THE CONSOLATIONS OF IMPERFECTION
By Donald McCullough
Brazos Press, 203 pages, $18.99
Living with limitations

Reviewed by CAROL LUEBERING

For 20 years, a friend who is several decades younger than I am has been telling me that she is about to get her life in order. I just smile and wish her luck. Donald McCullough would approve, for his subject is the frustration we all feel when we slam into the limitations that make life anything but orderly. His purpose, as his subtitle (“Learning to Appreciate Life’s Limitations”) hints, is to help us discover the possibilities that lie hidden in life’s limitations.

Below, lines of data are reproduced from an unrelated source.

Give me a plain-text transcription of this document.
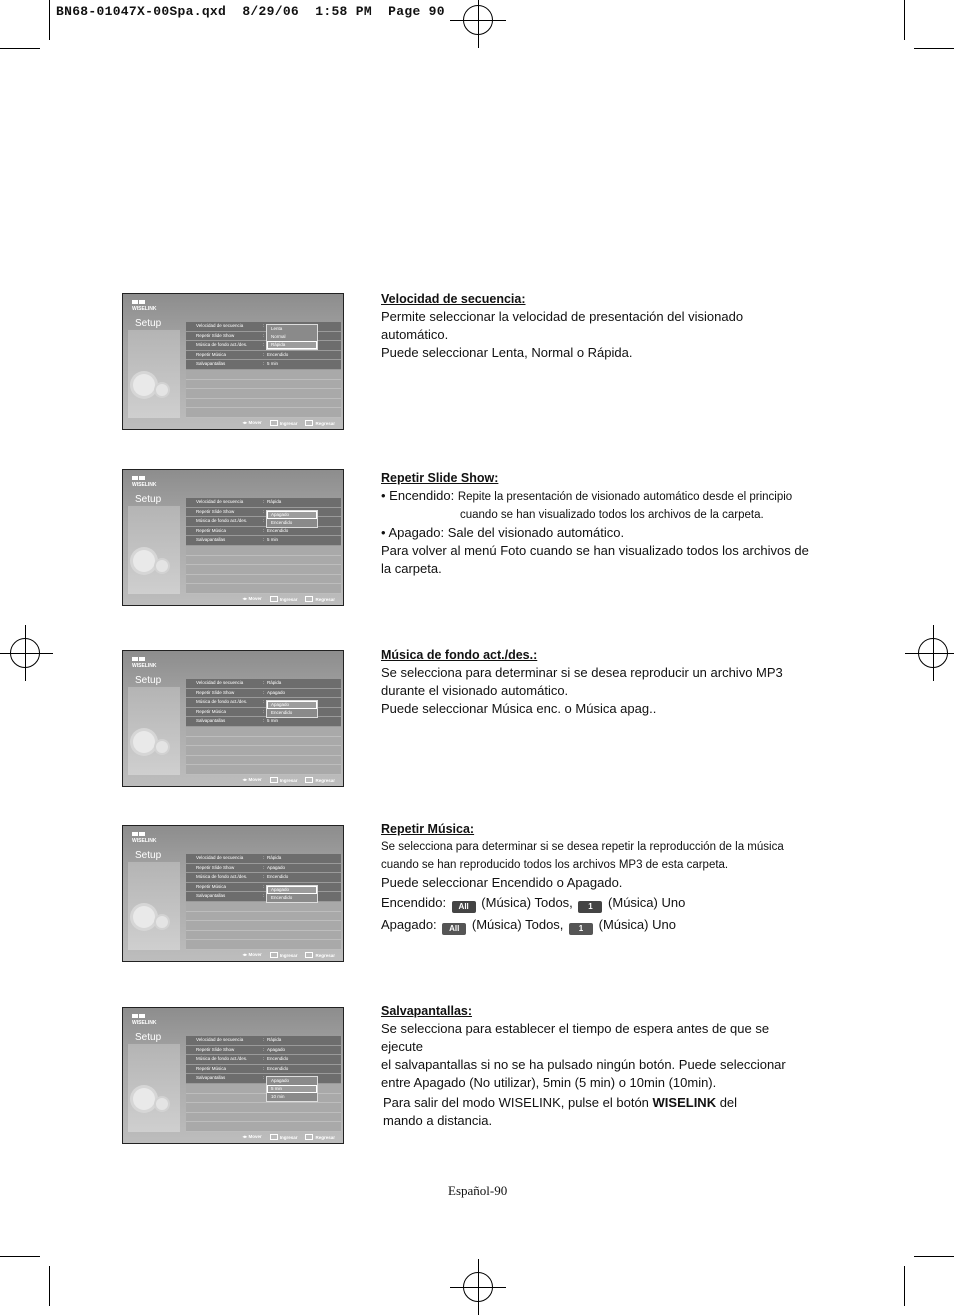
BN68-01047X-00Spa.qxd  8/29/06  1:58 PM  Page 90

WISELINK
Setup	Velocidad de secuencia	:
Repetir Slide Show	:
Música de fondo act./des.	:
Repetir Música	: Encendido
Salvapantallas	: 5 min
Lenta
Normal
Rápida
◂▸ Mover	Ingresar	Regresar

WISELINK
Setup	Velocidad de secuencia	: Rápida
Repetir Slide Show	:
Música de fondo act./des.	:
Repetir Música	: Encendido
Salvapantallas	: 5 min
Apagado
Encendido
◂▸ Mover	Ingresar	Regresar

WISELINK
Setup	Velocidad de secuencia	: Rápida
Repetir Slide Show	: Apagado
Música de fondo act./des.	:
Repetir Música	:
Salvapantallas	: 5 min
Apagado
Encendido
◂▸ Mover	Ingresar	Regresar

WISELINK
Setup	Velocidad de secuencia	: Rápida
Repetir Slide Show	: Apagado
Música de fondo act./des.	: Encendido
Repetir Música	:
Salvapantallas	:
Apagado
Encendido
◂▸ Mover	Ingresar	Regresar

WISELINK
Setup	Velocidad de secuencia	: Rápida
Repetir Slide Show	: Apagado
Música de fondo act./des.	: Encendido
Repetir Música	: Encendido
Salvapantallas	:
Apagado
5 min
10 min
◂▸ Mover	Ingresar	Regresar
Velocidad de secuencia:

Permite seleccionar la velocidad de presentación del visionado automático.

Puede seleccionar Lenta, Normal o Rápida.

Repetir Slide Show:

• Encendido: Repite la presentación de visionado automático desde el principio

cuando se han visualizado todos los archivos de la carpeta.

• Apagado: Sale del visionado automático.

Para volver al menú Foto cuando se han visualizado todos los archivos de

la carpeta.

Música de fondo act./des.:

Se selecciona para determinar si se desea reproducir un archivo MP3

durante el visionado automático.

Puede seleccionar Música enc. o Música apag..

Repetir Música:

Se selecciona para determinar si se desea repetir la reproducción de la música

cuando se han reproducido todos los archivos MP3 de esta carpeta.

Puede seleccionar Encendido o Apagado.

Encendido: All (Música) Todos, 1 (Música) Uno

Apagado: All (Música) Todos, 1 (Música) Uno

Salvapantallas:

Se selecciona para establecer el tiempo de espera antes de que se ejecute

el salvapantallas si no se ha pulsado ningún botón. Puede seleccionar

entre Apagado (No utilizar), 5min (5 min) o 10min (10min).

Para salir del modo WISELINK, pulse el botón WISELINK del

mando a distancia.

Español-90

His approach is profoundly religious -- but not the kind of religious view that ascribes every problem to “God’s will.” Rather, McCullough’s God is an artist who has created a masterpiece, and art is by definition a revelation of the possibilities that lie within limits. An artist always has to decide not only what to include but also what to leave out. Think of Ansel Adams’ stark black and white photographs or Georgia O’Keefe’s magnificently solitary poppy. But, as McCullough reminds us, human beings have resisted limits ever since the serpent promised Adam and Eve that one bite of an apple would make them “like God.”

Chapter by chapter, McCullough explores the limitations of our nature. They include limits to such things as confidence and relationship, moral and spiritual growth, bodily health, knowledge and achievement. Underlying all of them is the ultimate limit imposed by our mortality. Each chapter also examines the gains that accrue when we make our peace with these limits. McCullough doesn’t attempt to minimize the pain they cause us. He simply tells stories -- mostly of his own learning experiences.

The final chapter, “The Limits of Limitations,” goes straight to the heart of Christian belief. He begins with a delightful picture of Lazarus walking out of the tomb. Did it ever occur to you that the first thing the man who had been dead must have done was laugh? It makes sense: In the hands of such a God as we know, all the limits of human existence are reduced to the ridiculous. Even more ridiculous on the face of it is our belief that in Jesus, God accepted human limitations, even the one we fear most -- death -- and “turned it into something redemptive.”

I have already recommended this wise and wonderful book to my young friend who still dreams of controlling her life. It will be my Christmas gift to many of the people I love best. Try it and see for yourself.

Carol Luebering is a freelance writer and a consultant on serving the sick and shut-in.